— Sentirò mio zio.

E, infatti, nell'uscire dal Caffè di Roma, e mentre Emma, sempre allegra e ridente, cammina innanzi, tra un sottosegretario e un consigliere di Stato, gli riesce di restare indietro, pigliandosi a braccetto lo zio Eccellenza.

— Ascolta: una parola.

Sua Eccellenza (guardandolo con diffidenza) Anche tu, avresti subito qualche raccomandazione da farmi?

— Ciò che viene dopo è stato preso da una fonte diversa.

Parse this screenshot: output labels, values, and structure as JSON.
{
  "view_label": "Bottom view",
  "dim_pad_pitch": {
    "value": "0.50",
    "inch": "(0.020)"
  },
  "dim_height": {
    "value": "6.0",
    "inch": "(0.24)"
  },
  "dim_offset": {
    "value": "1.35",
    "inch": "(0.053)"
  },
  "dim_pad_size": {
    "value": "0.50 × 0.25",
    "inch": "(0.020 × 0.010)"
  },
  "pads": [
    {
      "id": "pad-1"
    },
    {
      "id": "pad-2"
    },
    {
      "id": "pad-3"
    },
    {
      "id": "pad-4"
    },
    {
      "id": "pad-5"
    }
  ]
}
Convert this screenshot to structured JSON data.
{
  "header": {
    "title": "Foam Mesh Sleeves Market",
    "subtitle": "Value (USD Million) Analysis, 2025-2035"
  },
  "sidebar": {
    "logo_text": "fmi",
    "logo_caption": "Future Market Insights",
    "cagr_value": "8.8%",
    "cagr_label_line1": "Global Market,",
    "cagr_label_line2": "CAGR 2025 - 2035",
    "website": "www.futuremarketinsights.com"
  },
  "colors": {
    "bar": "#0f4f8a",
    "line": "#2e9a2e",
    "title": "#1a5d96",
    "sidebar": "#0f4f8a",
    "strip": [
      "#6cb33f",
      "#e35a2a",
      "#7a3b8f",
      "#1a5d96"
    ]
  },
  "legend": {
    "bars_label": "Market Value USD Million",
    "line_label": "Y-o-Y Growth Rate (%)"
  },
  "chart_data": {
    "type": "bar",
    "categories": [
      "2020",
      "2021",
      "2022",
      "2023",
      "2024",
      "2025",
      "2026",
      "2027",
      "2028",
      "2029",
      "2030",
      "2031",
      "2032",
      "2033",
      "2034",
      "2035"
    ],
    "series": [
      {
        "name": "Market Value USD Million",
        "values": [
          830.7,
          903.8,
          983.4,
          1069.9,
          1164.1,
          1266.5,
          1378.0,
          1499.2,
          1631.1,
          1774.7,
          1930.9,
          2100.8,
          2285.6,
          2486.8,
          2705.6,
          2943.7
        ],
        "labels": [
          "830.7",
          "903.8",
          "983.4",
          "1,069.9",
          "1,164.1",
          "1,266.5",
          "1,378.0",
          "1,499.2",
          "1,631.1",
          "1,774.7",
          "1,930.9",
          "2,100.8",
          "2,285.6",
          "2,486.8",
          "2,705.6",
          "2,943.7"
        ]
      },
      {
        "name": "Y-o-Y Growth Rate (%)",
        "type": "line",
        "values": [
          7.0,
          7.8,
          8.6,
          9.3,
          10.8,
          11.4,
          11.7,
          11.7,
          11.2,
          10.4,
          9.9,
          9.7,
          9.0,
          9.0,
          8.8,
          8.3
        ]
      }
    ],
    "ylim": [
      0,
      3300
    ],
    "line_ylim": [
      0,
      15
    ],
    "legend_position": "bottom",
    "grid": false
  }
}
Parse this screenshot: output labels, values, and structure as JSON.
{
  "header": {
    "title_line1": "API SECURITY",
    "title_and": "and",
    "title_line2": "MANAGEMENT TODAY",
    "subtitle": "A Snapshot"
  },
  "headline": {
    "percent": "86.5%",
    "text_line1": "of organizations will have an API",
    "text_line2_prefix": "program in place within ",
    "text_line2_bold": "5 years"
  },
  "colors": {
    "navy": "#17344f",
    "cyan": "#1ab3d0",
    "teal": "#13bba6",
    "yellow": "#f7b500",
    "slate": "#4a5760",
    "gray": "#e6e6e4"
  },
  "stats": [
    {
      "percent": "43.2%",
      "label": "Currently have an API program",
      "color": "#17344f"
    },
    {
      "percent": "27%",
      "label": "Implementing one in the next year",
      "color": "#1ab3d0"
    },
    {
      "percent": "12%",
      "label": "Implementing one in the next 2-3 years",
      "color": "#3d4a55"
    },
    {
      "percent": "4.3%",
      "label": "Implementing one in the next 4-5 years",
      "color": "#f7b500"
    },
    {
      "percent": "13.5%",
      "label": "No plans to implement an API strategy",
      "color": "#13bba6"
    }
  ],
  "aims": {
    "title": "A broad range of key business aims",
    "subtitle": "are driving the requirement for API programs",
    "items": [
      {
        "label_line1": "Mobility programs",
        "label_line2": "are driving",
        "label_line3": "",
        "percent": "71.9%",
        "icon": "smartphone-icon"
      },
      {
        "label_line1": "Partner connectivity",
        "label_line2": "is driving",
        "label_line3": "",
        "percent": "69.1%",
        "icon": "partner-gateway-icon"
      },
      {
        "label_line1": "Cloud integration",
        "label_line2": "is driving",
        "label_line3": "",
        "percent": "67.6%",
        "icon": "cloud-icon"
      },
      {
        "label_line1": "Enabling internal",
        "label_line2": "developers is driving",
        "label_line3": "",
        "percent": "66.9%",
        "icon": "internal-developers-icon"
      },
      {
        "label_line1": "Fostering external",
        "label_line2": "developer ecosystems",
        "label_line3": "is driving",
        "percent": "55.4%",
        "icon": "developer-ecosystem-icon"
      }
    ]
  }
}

— No, mai. Io non ti raccomanderò, dato il caso, altro che me stesso!

— Benissimo! Si tratta della conferenza o della cattedra?

— Della conferenza, per il momento. (Più sottovoce, per non farsi sentire da Emma e nemmeno dall'ombra di Pietro Schiavino). Posso sperare nell'intervento della Regina?

— Non è molto facile; ma tenteremo. S. M. adesso deve recarsi a Napoli per alcuni giorni.

Giordano (contento) Benissimo: aspetteremo dopo.

— Dopo o prima. Insomma... si vedrà. Soltanto, forse, potendo ottenere questa particolare distinzione, bisognerebbe attenuare, almeno in parte, assopire, diremo, la retorica giacobina. Pensa un po' anche ai miei colleghi di Gabinetto! (Vivamente) Non devi venire qui, proprio a Roma, a farmi strillare i galli di Renzo! (In fretta, per allungare il passo e raggiungere la cara nipote) Ne riparleremo più tardi.